The multiple visits, finding somewhere to stay for women who travel to less restrictive states and the cost of the procedure quickly add up and bar many women from accessing that care, Vitzthum said. Though costs vary depending on health insurance and the procedure performed, the Guttmacher Institute, a sexual and reproductive health research and policy organization that supports abortion rights, lists the average cost of an early medication abortion as about $500. Some women have always had a harder time accessing abortions, such as people of color and women with low income.

“People of means could always get a safe abortion,” she said.

Vitzthum said she’s also frustrated because there are multiple ways the state government can ease restrictions to make abortions more accessible during the pandemic.
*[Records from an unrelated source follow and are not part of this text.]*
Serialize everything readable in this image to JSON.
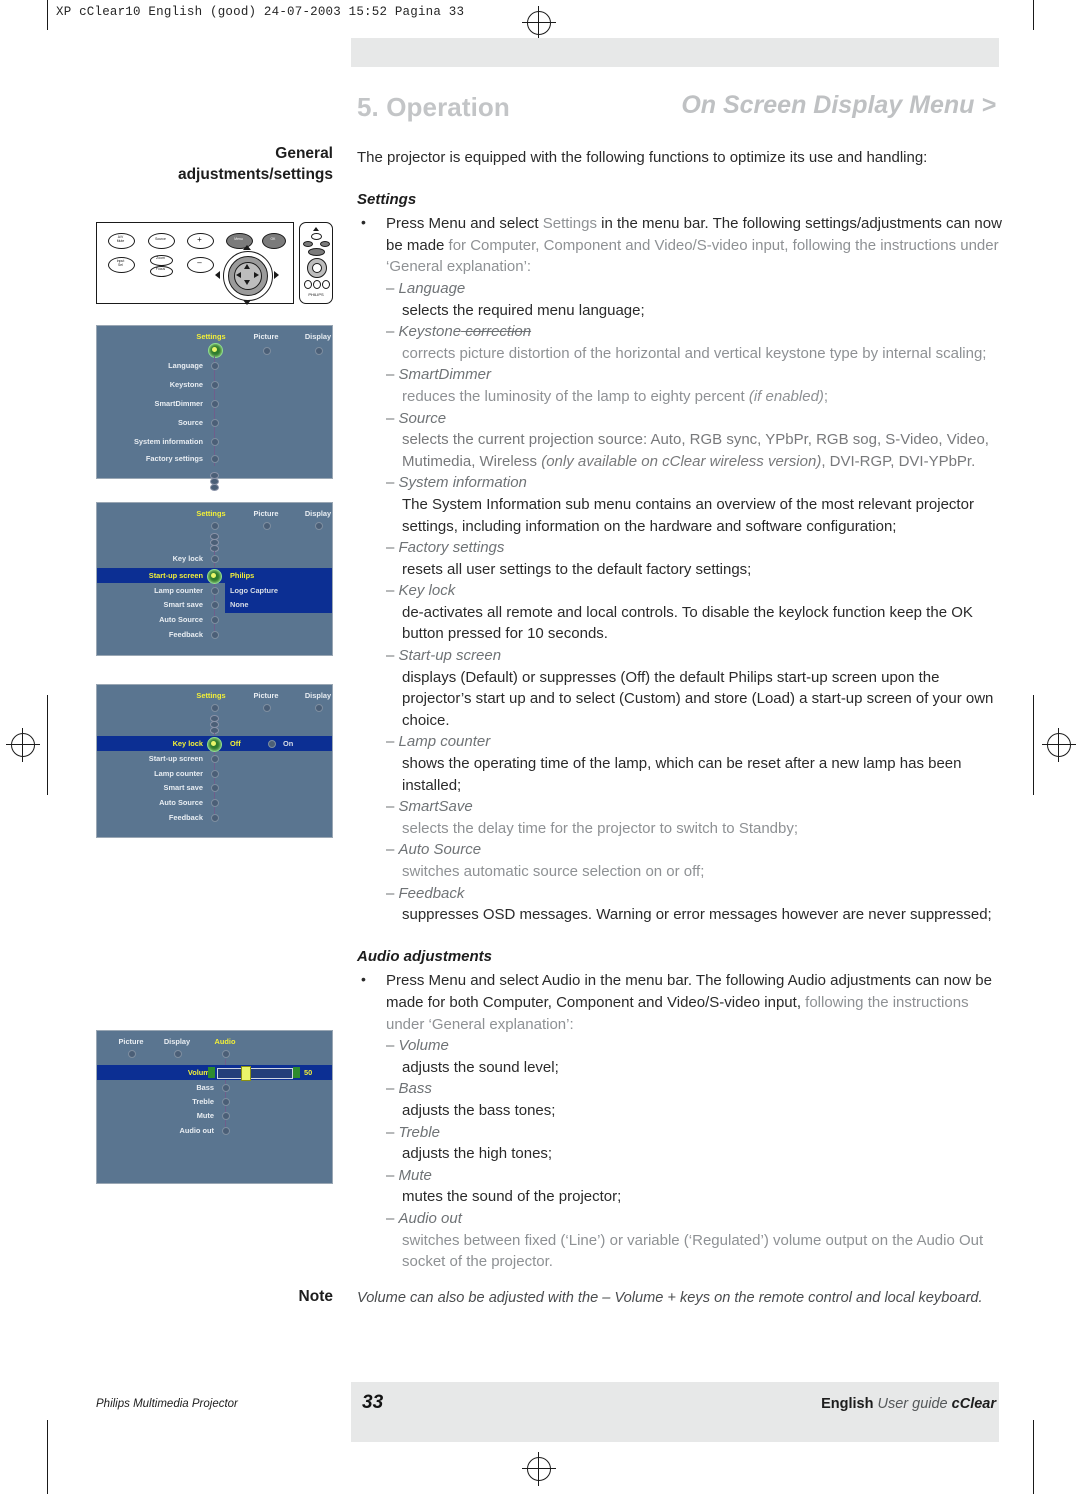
{
  "slug": "XP cClear10 English (good)  24-07-2003  15:52  Pagina 33",
  "header": {
    "chapter": "5. Operation",
    "section": "On Screen Display Menu >"
  },
  "sidebar": {
    "heading_line1": "General",
    "heading_line2": "adjustments/settings"
  },
  "body": {
    "intro": "The projector is equipped with the following functions to optimize its use and handling:",
    "settings_heading": "Settings",
    "settings_bullet_a": "Press Menu and select ",
    "settings_bullet_b": "Settings",
    "settings_bullet_c": " in the menu bar. The following settings/adjustments can now be made ",
    "settings_bullet_d": "for Computer, Component and Video/S-video input, following the instructions under ‘General explanation’:",
    "items": [
      {
        "term": "Language",
        "desc": "selects the required menu language;"
      },
      {
        "term": "Keystone",
        "term_strike": " correction",
        "desc": "corrects picture distortion of the horizontal and vertical keystone type by internal scaling;"
      },
      {
        "term": "SmartDimmer",
        "desc": "reduces the luminosity of the lamp to eighty percent ",
        "desc_italic": "(if enabled)",
        "desc_tail": ";"
      },
      {
        "term": "Source",
        "desc": "selects the current projection source: Auto, RGB sync, YPbPr, RGB sog, S-Video, Video, Mutimedia, Wireless ",
        "desc_italic": "(only available on cClear wireless version)",
        "desc_tail": ", DVI-RGP, DVI-YPbPr."
      },
      {
        "term": "System information",
        "desc": "The System Information sub menu contains an overview of the most relevant projector settings, including information on the hardware and software configuration;"
      },
      {
        "term": "Factory settings",
        "desc": "resets all user settings to the default factory settings;"
      },
      {
        "term": "Key lock",
        "desc": "de-activates all remote and local controls. To disable the keylock function keep the OK button pressed for 10 seconds."
      },
      {
        "term": "Start-up screen",
        "desc": "displays (Default) or suppresses (Off) the default Philips start-up screen upon the projector’s start up and to select (Custom) and store (Load) a start-up screen of your own choice."
      },
      {
        "term": "Lamp counter",
        "desc": "shows the operating time of the lamp, which can be reset after a new lamp has been installed;"
      },
      {
        "term": "SmartSave",
        "desc": "selects the delay time for the projector to switch to Standby;"
      },
      {
        "term": "Auto Source",
        "desc": "switches automatic source selection on or off;"
      },
      {
        "term": "Feedback",
        "desc": "suppresses OSD messages. Warning or error messages however are never suppressed;"
      }
    ],
    "audio_heading": "Audio adjustments",
    "audio_bullet_a": "Press Menu and select Audio in the menu bar.  The following Audio adjustments can now be made for both Computer, Component and Video/S-video input, ",
    "audio_bullet_b": "following the instructions under ‘General explanation’:",
    "audio_items": [
      {
        "term": "Volume",
        "desc": "adjusts the sound level;"
      },
      {
        "term": "Bass",
        "desc": "adjusts the bass tones;"
      },
      {
        "term": "Treble",
        "desc": "adjusts the high tones;"
      },
      {
        "term": "Mute",
        "desc": "mutes the sound of the projector;"
      },
      {
        "term": "Audio out",
        "desc": "switches between fixed (‘Line’) or variable (‘Regulated’) volume output on the Audio Out socket of the projector."
      }
    ]
  },
  "note": {
    "label": "Note",
    "text": "Volume can also be adjusted with the – Volume + keys on the remote control and local keyboard."
  },
  "osd_menus": [
    {
      "name": "settings-menu",
      "tabs": [
        "Settings",
        "Picture",
        "Display"
      ],
      "selected_tab": "Settings",
      "rows": [
        "Language",
        "Keystone",
        "SmartDimmer",
        "Source",
        "System information",
        "Factory settings"
      ],
      "scroll_indicator": true
    },
    {
      "name": "startup-screen-menu",
      "tabs": [
        "Settings",
        "Picture",
        "Display"
      ],
      "selected_tab": "Settings",
      "rows": [
        "Key lock",
        "Start-up screen",
        "Lamp counter",
        "Smart save",
        "Auto Source",
        "Feedback"
      ],
      "highlighted_row": "Start-up screen",
      "submenu": [
        "Philips",
        "Logo Capture",
        "None"
      ],
      "submenu_selected": "Philips"
    },
    {
      "name": "key-lock-menu",
      "tabs": [
        "Settings",
        "Picture",
        "Display"
      ],
      "selected_tab": "Settings",
      "rows": [
        "Key lock",
        "Start-up screen",
        "Lamp counter",
        "Smart save",
        "Auto Source",
        "Feedback"
      ],
      "highlighted_row": "Key lock",
      "options": [
        "Off",
        "On"
      ],
      "option_selected": "Off"
    },
    {
      "name": "audio-menu",
      "tabs": [
        "Picture",
        "Display",
        "Audio"
      ],
      "selected_tab": "Audio",
      "rows": [
        "Volume",
        "Bass",
        "Treble",
        "Mute",
        "Audio out"
      ],
      "highlighted_row": "Volume",
      "slider_value": "50"
    }
  ],
  "control_panel": {
    "buttons": [
      "A/V Mute",
      "Source",
      "+",
      "Input Sel",
      "Zoom",
      "Focus",
      "–",
      "Menu",
      "OK"
    ]
  },
  "footer": {
    "left": "Philips Multimedia Projector",
    "page": "33",
    "right_bold": "English",
    "right_italic": "User guide",
    "right_product": "cClear"
  }
}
Removing the requirement for in-person visits and multiple visits would help. She also said government officials need to realize abortion is a time-sensitive procedure.

Vitzthum said pregnancy can also be life-endangering. Some women can’t safely carry a pregnancy and need to terminate it. Victims of domestic abuse are more at risk when they’re pregnant.

The type of abortion and medical care a person can get depends on how far along the pregnancy is, Vitzthum said, and waiting even a couple of weeks can change the procedure from a pill to surgery.

“They are faced with unreasonable choices between their current family, their current living situation, their plans for their future, their current health and what the regulations are,” she said.